00:05Je n'appelle pas ça du dialogue quand on met des agriculteurs qui veulent juste défendre leur profession,
00:11les mettre en garde à vue, je trouve que c'est intolérable.
00:13Oui, mais on entend que c'est un rapport de force qui s'engage.
00:16Si on lâche du lait sur les gardes à vue et sur les mises en fourrière,
00:19vous serez plus enclin à alléger votre mouvement, c'est ce que vous nous dites ce matin ?

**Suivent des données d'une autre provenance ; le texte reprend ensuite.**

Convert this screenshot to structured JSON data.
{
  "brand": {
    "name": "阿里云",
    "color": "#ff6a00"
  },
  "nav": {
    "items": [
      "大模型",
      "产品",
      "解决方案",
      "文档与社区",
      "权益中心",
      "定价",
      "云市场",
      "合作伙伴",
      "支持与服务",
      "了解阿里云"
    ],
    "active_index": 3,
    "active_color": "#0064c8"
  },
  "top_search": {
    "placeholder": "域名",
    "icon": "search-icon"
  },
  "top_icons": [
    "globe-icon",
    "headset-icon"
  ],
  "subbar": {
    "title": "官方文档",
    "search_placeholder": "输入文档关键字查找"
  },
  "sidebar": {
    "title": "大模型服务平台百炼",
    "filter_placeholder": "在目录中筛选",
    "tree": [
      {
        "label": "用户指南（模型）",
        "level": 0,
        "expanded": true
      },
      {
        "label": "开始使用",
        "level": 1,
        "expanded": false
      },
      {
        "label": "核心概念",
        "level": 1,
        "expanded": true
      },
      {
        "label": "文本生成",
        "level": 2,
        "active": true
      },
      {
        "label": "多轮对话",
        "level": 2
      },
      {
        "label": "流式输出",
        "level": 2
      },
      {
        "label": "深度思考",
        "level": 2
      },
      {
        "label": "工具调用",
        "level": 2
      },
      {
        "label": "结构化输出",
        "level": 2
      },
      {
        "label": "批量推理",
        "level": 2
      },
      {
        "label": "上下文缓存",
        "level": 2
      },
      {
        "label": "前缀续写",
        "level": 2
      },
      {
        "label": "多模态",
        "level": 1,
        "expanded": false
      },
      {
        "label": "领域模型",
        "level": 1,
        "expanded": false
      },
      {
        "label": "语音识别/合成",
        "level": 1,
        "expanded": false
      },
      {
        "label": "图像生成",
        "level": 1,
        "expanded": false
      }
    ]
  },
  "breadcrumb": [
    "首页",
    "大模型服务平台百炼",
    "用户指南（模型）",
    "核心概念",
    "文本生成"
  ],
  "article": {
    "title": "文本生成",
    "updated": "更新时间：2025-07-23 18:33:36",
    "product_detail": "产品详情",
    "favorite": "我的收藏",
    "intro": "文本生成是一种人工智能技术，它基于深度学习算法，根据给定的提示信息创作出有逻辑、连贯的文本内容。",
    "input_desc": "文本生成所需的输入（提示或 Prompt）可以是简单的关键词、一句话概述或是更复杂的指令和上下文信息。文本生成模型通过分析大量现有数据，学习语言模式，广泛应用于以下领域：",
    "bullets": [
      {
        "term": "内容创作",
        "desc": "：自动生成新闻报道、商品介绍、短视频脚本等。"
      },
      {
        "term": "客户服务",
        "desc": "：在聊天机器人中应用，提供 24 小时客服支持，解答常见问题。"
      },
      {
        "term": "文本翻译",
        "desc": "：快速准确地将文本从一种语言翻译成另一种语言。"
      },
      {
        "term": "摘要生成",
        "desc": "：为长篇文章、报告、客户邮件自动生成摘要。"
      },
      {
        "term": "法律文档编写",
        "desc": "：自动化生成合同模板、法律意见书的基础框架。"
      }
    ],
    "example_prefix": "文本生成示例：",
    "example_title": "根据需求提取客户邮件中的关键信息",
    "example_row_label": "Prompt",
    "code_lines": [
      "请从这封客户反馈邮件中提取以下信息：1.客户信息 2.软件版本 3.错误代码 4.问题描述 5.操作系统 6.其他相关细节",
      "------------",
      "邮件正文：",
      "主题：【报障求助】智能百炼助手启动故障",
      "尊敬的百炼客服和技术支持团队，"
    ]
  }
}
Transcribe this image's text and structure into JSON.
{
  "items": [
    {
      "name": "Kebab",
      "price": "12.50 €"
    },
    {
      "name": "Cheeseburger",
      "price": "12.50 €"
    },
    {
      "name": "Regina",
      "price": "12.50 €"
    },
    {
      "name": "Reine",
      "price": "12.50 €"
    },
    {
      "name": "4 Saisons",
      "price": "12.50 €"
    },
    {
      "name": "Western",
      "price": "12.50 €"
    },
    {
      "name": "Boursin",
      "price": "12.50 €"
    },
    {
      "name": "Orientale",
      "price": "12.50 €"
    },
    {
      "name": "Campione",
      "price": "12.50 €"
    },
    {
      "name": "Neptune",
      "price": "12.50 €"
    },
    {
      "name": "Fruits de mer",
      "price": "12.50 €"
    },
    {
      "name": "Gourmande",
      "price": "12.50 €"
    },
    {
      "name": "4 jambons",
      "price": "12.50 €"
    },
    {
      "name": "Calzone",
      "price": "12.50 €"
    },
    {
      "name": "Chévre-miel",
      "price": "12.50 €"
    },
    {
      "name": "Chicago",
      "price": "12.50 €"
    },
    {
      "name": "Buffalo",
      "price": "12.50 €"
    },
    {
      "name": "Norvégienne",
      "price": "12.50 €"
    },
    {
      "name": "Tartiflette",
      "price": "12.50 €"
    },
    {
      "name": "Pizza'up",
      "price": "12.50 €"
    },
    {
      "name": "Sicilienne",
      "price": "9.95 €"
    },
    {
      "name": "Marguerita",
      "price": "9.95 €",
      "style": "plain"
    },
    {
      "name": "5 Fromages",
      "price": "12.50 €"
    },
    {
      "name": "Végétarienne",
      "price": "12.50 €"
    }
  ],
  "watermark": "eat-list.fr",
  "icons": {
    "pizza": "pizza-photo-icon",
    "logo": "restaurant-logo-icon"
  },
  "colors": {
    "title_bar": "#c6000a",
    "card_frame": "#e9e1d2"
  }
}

00:22Ou au contraire, si ça continue, on va le faire ?
00:23Je le rappelle, notre seul objectif de la journée, c'est de porter nos doléances devant l'Assemblée nationale.
00:27Et c'est juste la journée ou bien ça peut durer plusieurs jours tant que les forces mobiles ne vous mettent pas dehors ?
00:33Non, c'est juste la journée.
00:34C'est juste la journée, oui. De toute façon, les tracteurs partiront en fin de journée, quoi qu'il arrive.
00:39Si tout se passe bien.
00:40Si tout se passe bien, c'est-à-dire ? Comment ça peut mal se passer ?
00:42C'est-à-dire que si nos agriculteurs restent en garde à vue, si les tracteurs seront toujours en fourrière,
00:46les agriculteurs repartiront avec leurs tracteurs.